Saturday, June 7, 2008

Harvard Grads Need To Get Over Themselves

I was pretty amazed to read this week that several members of the Harvard graduating class of 2008 were not pleased to have had mega-successful "Harry Potter" author JK Rowling as their graduation speaker. Many of them thought they "could have done better."

Really? Hmm... I pondered this because I truly could not believe that anyone could be snobby enough to think that a woman who truly by her own wits and imagination had pulled herself from poverty and become one of the most powerful and successful women in the world wasn't good enough for them.

When JK Rowling wrote the first "Harry Potter" book she was a divorced single mom working a not-so-high paying job at Amnesty International while she worked hard to make her dream of becoming a writer come true.

Now as the mother of a young woman who just graduated from Wellesley College I know like us, not everyone who goes to a prestigious and expensive college is wealthy. Many families like ours were blessed with financial aid that put this great education within reach. So I had to check myself and not react by thinking, "What a bunch of snobby, spoiled brats." But I have to admit, it is what I thought.

I can't think of anyone more inspiring than a woman like Rowling who had a dream and brought it to fruition. Anyone who soley characterized her as a "children's book author" needs a reality check and a swift kick to the head.
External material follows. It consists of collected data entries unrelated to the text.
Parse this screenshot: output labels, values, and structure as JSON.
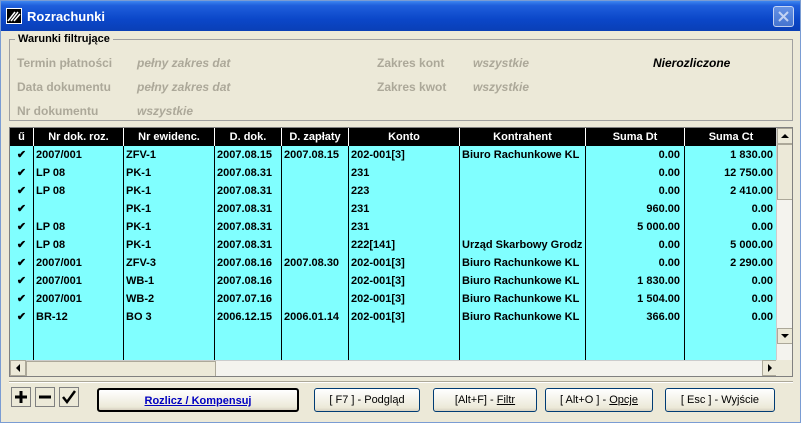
{
  "window": {
    "title": "Rozrachunki"
  },
  "filter": {
    "legend": "Warunki filtrujące",
    "termin_label": "Termin płatności",
    "termin_value": "pełny zakres dat",
    "data_label": "Data dokumentu",
    "data_value": "pełny zakres dat",
    "nr_label": "Nr dokumentu",
    "nr_value": "wszystkie",
    "konta_label": "Zakres kont",
    "konta_value": "wszystkie",
    "kwot_label": "Zakres kwot",
    "kwot_value": "wszystkie",
    "status": "Nierozliczone"
  },
  "table": {
    "columns": [
      "ű",
      "Nr dok. roz.",
      "Nr ewidenc.",
      "D. dok.",
      "D. zapłaty",
      "Konto",
      "Kontrahent",
      "Suma Dt",
      "Suma Ct"
    ],
    "rows": [
      [
        "✔",
        "2007/001",
        "ZFV-1",
        "2007.08.15",
        "2007.08.15",
        "202-001[3]",
        "Biuro Rachunkowe KL",
        "0.00",
        "1 830.00"
      ],
      [
        "✔",
        "LP 08",
        "PK-1",
        "2007.08.31",
        "",
        "231",
        "",
        "0.00",
        "12 750.00"
      ],
      [
        "✔",
        "LP 08",
        "PK-1",
        "2007.08.31",
        "",
        "223",
        "",
        "0.00",
        "2 410.00"
      ],
      [
        "✔",
        "",
        "PK-1",
        "2007.08.31",
        "",
        "231",
        "",
        "960.00",
        "0.00"
      ],
      [
        "✔",
        "LP 08",
        "PK-1",
        "2007.08.31",
        "",
        "231",
        "",
        "5 000.00",
        "0.00"
      ],
      [
        "✔",
        "LP 08",
        "PK-1",
        "2007.08.31",
        "",
        "222[141]",
        "Urząd Skarbowy Grodz",
        "0.00",
        "5 000.00"
      ],
      [
        "✔",
        "2007/001",
        "ZFV-3",
        "2007.08.16",
        "2007.08.30",
        "202-001[3]",
        "Biuro Rachunkowe KL",
        "0.00",
        "2 290.00"
      ],
      [
        "✔",
        "2007/001",
        "WB-1",
        "2007.08.16",
        "",
        "202-001[3]",
        "Biuro Rachunkowe KL",
        "1 830.00",
        "0.00"
      ],
      [
        "✔",
        "2007/001",
        "WB-2",
        "2007.07.16",
        "",
        "202-001[3]",
        "Biuro Rachunkowe KL",
        "1 504.00",
        "0.00"
      ],
      [
        "✔",
        "BR-12",
        "BO 3",
        "2006.12.15",
        "2006.01.14",
        "202-001[3]",
        "Biuro Rachunkowe KL",
        "366.00",
        "0.00"
      ]
    ]
  },
  "toolbar": {
    "add_icon": "plus-icon",
    "remove_icon": "minus-icon",
    "confirm_icon": "check-icon"
  },
  "buttons": {
    "rozlicz": "Rozlicz / Kompensuj",
    "podglad": "[ F7 ] - Podgląd",
    "filtr_prefix": "[Alt+F] - ",
    "filtr_label": "Filtr",
    "opcje_prefix": "[ Alt+O ] - ",
    "opcje_label": "Opcje",
    "wyjscie": "[ Esc ] - Wyjście"
  },
  "colors": {
    "grid_bg": "#80ffff",
    "header_bg": "#000000",
    "title_bar": "#0b47c9"
  }
}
Hopefully once these complainers get out into the real world, the one beyond the ivy covered halls, they will see that what Rowling has accomplished is beyond anything most of them will ever do.
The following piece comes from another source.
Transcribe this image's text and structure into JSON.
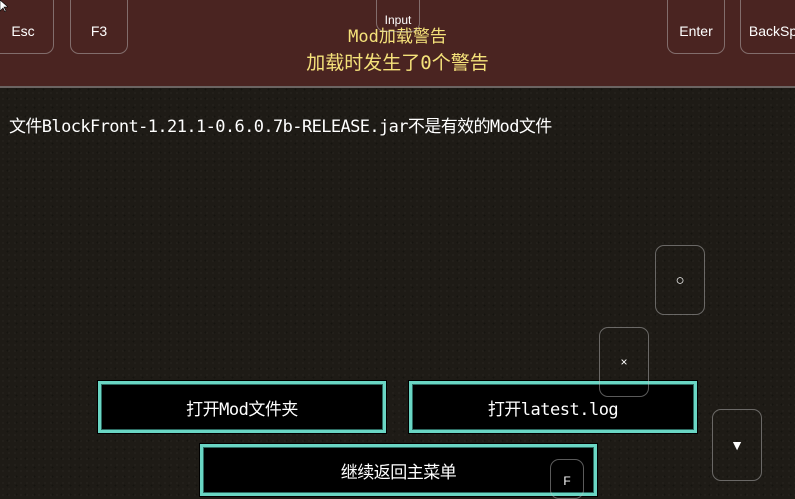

As a writer I have complete respect for others who like me, can't not write. To see someone make it to the level Ms. Rowling has is humbling. Anyone should be thrilled to listen to what she has to say. Maybe she didn't go to Harvard, but she created Hogwarts, and that ain't too shabby.

Tuesday, June 3, 2008

George Single Again?!


So it's been all over the Web for a week now - George Clooney and Sarah Larson have split after almost a year of dating. I shouldn't have been, but I was kind of surprised.
There's something flawed in me that always believes that with the right partner a man who doesn't commit, will. It's pretty judgemental of me - I tend to think the only way someone can really be happy is to be in a committed relationship and that's just not true.
I try to put myself in George's place (not easy for a writer/mom from Cape Cod) and imagine that his life is pretty darn perfect. Why should he "settle down" with one person, he's freaking George Clooney! He has his posse of guy friends, a family he seems to be close to, millions of dollars, homes around the globe, an Oscar and he's incredibly handsome.
I was reading a piece on Jezebel yesterday about being single, namely about a new book, "So Why Have You Never Been Married?" by Carl Weisman, and what he discovered is that these life-long bachelors are more afraid of being stuck in a bad marriage than being alone. Interesting. When I read that I kind of got it. Especially for a man in Clooney's position, there's no such thing as an iron-clad pre-nup, so not only are you risking your heart and happiness, and you're also risking a fortune you've spent your entire career amassing.
After having been single for over 10 years myself, I kind of understand the Clooney state of mind. In many ways it's kind of nice to not have to factor in someone else in your decisions (though I have three kids, a mother and brother who I certainly factor in). Not everyone wants to be married and have kids. And that's okay!
Rumors have swirled that part of the reason for the breakup was that over time Clooney felt they had little in common. This took a year to figure out? There's a reason I wouldn't want to date someone twenty years younger than myself - I want similar life experiences and a sharing of cultural references.
Who knows, maybe if George actually dated a grown woman he'd have better luck, but if the hypothesis of Weisman's book is correct - that men don't want to commit for fear it won't be perfect, then it doesn't matter how old someone is.
So as I drive around and around this cul de sac two opposing thoughts come to me - no relationship is going to be perfect - there's always compromise involved, and, on the other hand, being single isn't the worst thing in the world either. Just look at Clooney, he seems to be doing just fine.